El Papa de hierro
NATURALMENTE, pasé despierto toda la noche del viernes y la madrugada del sábado, pegado al ordenador para seguir minuto a minuto las noticias acerca de la larga agonía del Papa. Cumplía así una obligación antes que una devoción. Yo creo que el trabajo es una oración fervorosa sobre todo por fecunda. A las 8,38, una información del Vaticano daba cuenta de que la salud del Papa había caído de nuevo en una situación estacionaria, y yo me fui a la cama tres o cuatro horas, convencido de que, efectivamente, este es un Papa de hierro, tanto en la carne como en el espíritu.

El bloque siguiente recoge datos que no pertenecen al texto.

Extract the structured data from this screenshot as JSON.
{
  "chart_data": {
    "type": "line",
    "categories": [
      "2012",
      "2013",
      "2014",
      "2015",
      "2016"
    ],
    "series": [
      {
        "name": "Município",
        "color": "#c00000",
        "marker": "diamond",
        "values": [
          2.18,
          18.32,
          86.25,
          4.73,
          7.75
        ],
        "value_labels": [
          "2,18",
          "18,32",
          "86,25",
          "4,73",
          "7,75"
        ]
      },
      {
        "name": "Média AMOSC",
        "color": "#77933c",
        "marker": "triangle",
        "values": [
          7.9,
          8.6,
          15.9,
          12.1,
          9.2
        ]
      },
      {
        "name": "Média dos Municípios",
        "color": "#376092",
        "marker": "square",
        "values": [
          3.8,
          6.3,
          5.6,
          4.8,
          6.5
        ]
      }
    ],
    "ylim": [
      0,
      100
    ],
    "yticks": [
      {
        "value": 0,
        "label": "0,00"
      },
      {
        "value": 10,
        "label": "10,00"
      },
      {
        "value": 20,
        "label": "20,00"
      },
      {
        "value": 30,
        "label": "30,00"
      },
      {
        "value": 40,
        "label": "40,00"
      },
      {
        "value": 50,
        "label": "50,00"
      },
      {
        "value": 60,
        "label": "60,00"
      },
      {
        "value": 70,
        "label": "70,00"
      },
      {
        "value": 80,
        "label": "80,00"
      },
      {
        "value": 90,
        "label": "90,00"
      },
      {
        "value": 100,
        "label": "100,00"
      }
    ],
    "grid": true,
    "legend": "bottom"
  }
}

Ha dejado de respirar mientras escribo estas letras.
Al papa Juan XXIII le llamaban los italianos el Papa bonachón o tranquilote, el «Papa pacioccone». Después resultó que no era tan tranquilote y sosegado como se decía, porque organizó el tinglado o pandemónium del Vaticano Segundo y del «aggiornamento» de la Iglesia. «Aquí habría que organizar algo», le dijo al cardenal Felici paseando por el claustro de San Juan de Letrán, y convocó el Concilio. A este Papa le han llamado el «Papa de hierro», que yo creo que ha sido cosa más de franceses que de italianos. Y muy claro se ha visto que Juan Pablo II tiene de hierro el resistente corazón tanto como las inflexibles normas morales.
Al Papa polaco, el rojerío no gusta de llamarle Papa, ni Pontífice, ni Santo Padre, sino que le ha llamado siempre «Wojtyla», así a secas, como quien dice Chirac, Berlusconi, Bush e incluso Zapatero. Seguramente es que no le han perdonado nunca que alzara el «telón de acero» y que echara abajo el «muro de Berlín». Este Papa llegaba de Polonia la mártir, y se aplicó desde la silla de Pedro, con tenacidad férrea, a aliviarle a su patria el peso de la palma del martirio. Aquel empeño le costó que el telón y el muro le cayeran encima en forma de atentado, un atentado que le ha tenido la salud quebrantada durante los años que le quedaban de vida, por cierto bastantes, los suficientes para cumplir el tercer pontificado más largo de toda la historia de la Iglesia. Aquella palma que alivió solícito a la mártir Polonia, le tocó llevarla a él durante el resto de sus días. Pero aún tuvo fuerzas para acudir a la cárcel y perdonar a su agresor. Bravo «Wojtyla».
Sería cosa del Espíritu Santo, que dicen revolotea por el aire del cónclave, espeso de conciliábulos y hasta de conspiraciones, pero salió bien aquella operación de romper con la tradición de los papas italianos y traer uno de las persecuciones del Este. Los italianos estaban en aquel momento enfrascados en elaborar lo que llamaron el «compromiso histórico», o sea, la alianza de la democracia cristiana con el comunismo, válgame Dios, casi una «alianza de civilizaciones», y ya se ve en qué ha quedado eso.
Para estar al tanto de la agonía del Papa «Wojtyla» me voy a la televisión italiana o a la americana, que ofrecen noticias sin interrupción. La española anda en otros empeños. Y es que yo creo que los socialistas que nos gobiernan están a punto de tropezar, como los asnillos, en la misma piedra que tropezó Manuel Azaña cuando dijo aquello de que «España ha dejado de ser católica».